Tutti adesso lo attendono al varco per valutare il rapporto con il Pdl in giunta ma lui manda segnali rassicuranti: «Durante la guerra l'esercito italiano era composto solo da italiani, poi sono arrivate le forze abissine, libiche, eccetera. Tutti combattevano per lo stesso ideale. Anche qui le forze devono avere un unico scopo: obbedire ai cittadini. Ma bisogna che ci sia un generale che ci sia in grado di dare degli ordini precisi». Come Gentilini? «Ah, Io sono un generale con tre stellette e mezza, Il generale con quattro stellette è Gobbo».
Sarà anche vero, ma Gentilini e la sua lista hanno il loro peso e questo lo Sceriffo ha tenuto a precisarlo: «Col mio intervento ho stravolto i valori in campo. Se non ci fosse stata la mia presenza a Treviso forse il Pdl sarebbe sullo stesso livello del risultato nazionale, sul 30 per cento. Invece il 35 per cento ce l'ho io. Io sono l'ago della bilancia.

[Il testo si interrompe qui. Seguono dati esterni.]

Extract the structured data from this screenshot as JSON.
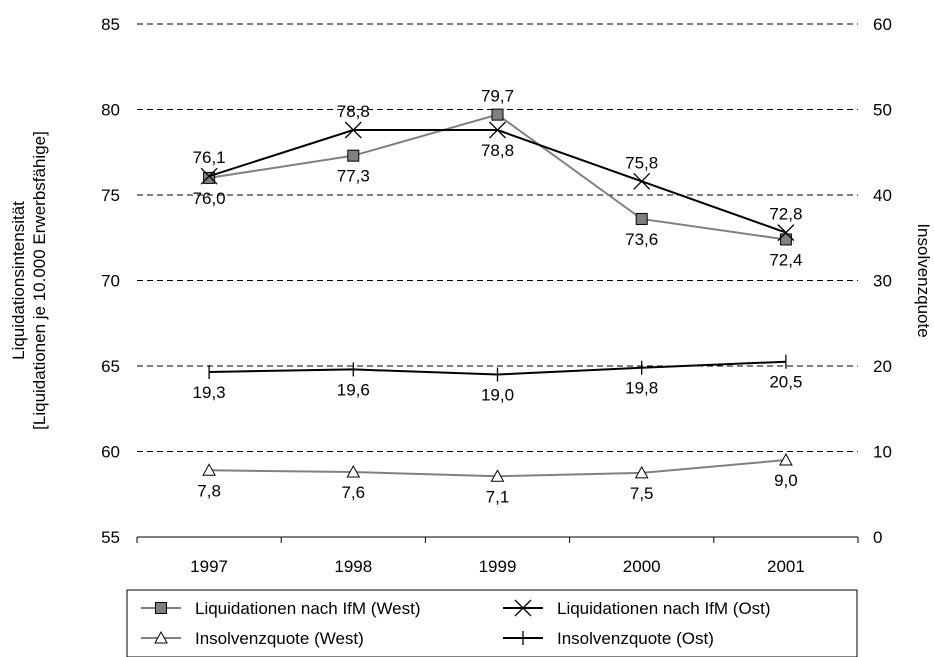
{
  "chart_data": {
    "type": "line",
    "categories": [
      "1997",
      "1998",
      "1999",
      "2000",
      "2001"
    ],
    "ylabel_left": [
      "Liquidationsintensität",
      "[Liquidationen je 10.000 Erwerbsfähige]"
    ],
    "ylabel_right": "Insolvenzquote",
    "ylim_left": [
      55,
      85
    ],
    "yticks_left": [
      "55",
      "60",
      "65",
      "70",
      "75",
      "80",
      "85"
    ],
    "ylim_right": [
      0,
      60
    ],
    "yticks_right": [
      "0",
      "10",
      "20",
      "30",
      "40",
      "50",
      "60"
    ],
    "grid": "horizontal dashed",
    "legend_position": "bottom",
    "series": [
      {
        "name": "Liquidationen nach IfM (West)",
        "axis": "left",
        "marker": "square",
        "color": "#808080",
        "values": [
          76.0,
          77.3,
          79.7,
          73.6,
          72.4
        ],
        "labels": [
          "76,0",
          "77,3",
          "79,7",
          "73,6",
          "72,4"
        ],
        "label_pos": [
          "below",
          "below",
          "above",
          "below",
          "below"
        ]
      },
      {
        "name": "Liquidationen nach IfM (Ost)",
        "axis": "left",
        "marker": "x",
        "color": "#000000",
        "values": [
          76.1,
          78.8,
          78.8,
          75.8,
          72.8
        ],
        "labels": [
          "76,1",
          "78,8",
          "78,8",
          "75,8",
          "72,8"
        ],
        "label_pos": [
          "above",
          "above",
          "below",
          "above",
          "above"
        ]
      },
      {
        "name": "Insolvenzquote (West)",
        "axis": "right",
        "marker": "triangle",
        "color": "#808080",
        "values": [
          7.8,
          7.6,
          7.1,
          7.5,
          9.0
        ],
        "labels": [
          "7,8",
          "7,6",
          "7,1",
          "7,5",
          "9,0"
        ],
        "label_pos": [
          "below",
          "below",
          "below",
          "below",
          "below"
        ]
      },
      {
        "name": "Insolvenzquote (Ost)",
        "axis": "right",
        "marker": "plus",
        "color": "#000000",
        "values": [
          19.3,
          19.6,
          19.0,
          19.8,
          20.5
        ],
        "labels": [
          "19,3",
          "19,6",
          "19,0",
          "19,8",
          "20,5"
        ],
        "label_pos": [
          "below",
          "below",
          "below",
          "below",
          "below"
        ]
      }
    ]
  }
}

Gli equilibri sono stati alterati. E quindi non ci saranno più certe "imposizioni". Adesso tutti calmi e tranquilli, perché Gentilini è come Attila: dove passa lui non cresce più l'erba».
Dopo il colpo al cerchio, quello alla botte per ribadire che il fatto che la sua lista abbia avuto più consensi della lista della Lega significa poco: «Questi sono fatti locali. Io sono un leghista doc, lo sono sempre stato e lo sarò sempre. Qui mi sono messo in gioco in prima persona perché c'era bisogno di dare una scossa all'ambiente. Quando si tratta di tirare sassi nello stagno io non mi tiro indietro. Ho gettato un sasso, si è mosso tutto e le rive non sono più quelle di prima».
Il vicesindaco ha analizzato le pecche delle altre squadre: «Rosi e i suoi hanno un limite che corrisponde al loro bacino di elettori; possono variare di un punto in più o in meno. Il destino di Sbarra e Bresolini era segnato così come quello della Tuzzato e di Atalmi». Poco conta secondo il vicesindaco che questi sia in consiglio: «È un ectoplasma che non è neanche rappresentato nell'arco costituzionale. E come io non tollero gli extracomunitari clandestini così non tollero gli extraparlamentari clandestini».
Camolei ha peccato di presunzione: «Forse credeva di arrivare al ballottaggio. È stato presidente dell'AerTre ma non l'ho mai visto in nessuna manifestazione. Il problema di queste persone è che non sono riuscite ad entrare nel tessuto della città. Io sono un bottone del vestito della città. E tutti mi dicono: signor sindaco, che bel vestito ha. A qualcuno piace di più quando tengo il bottone chiuso, ad altri quando lo tengo aperto. Però il bottone è sempre qua. Io sono uno della città».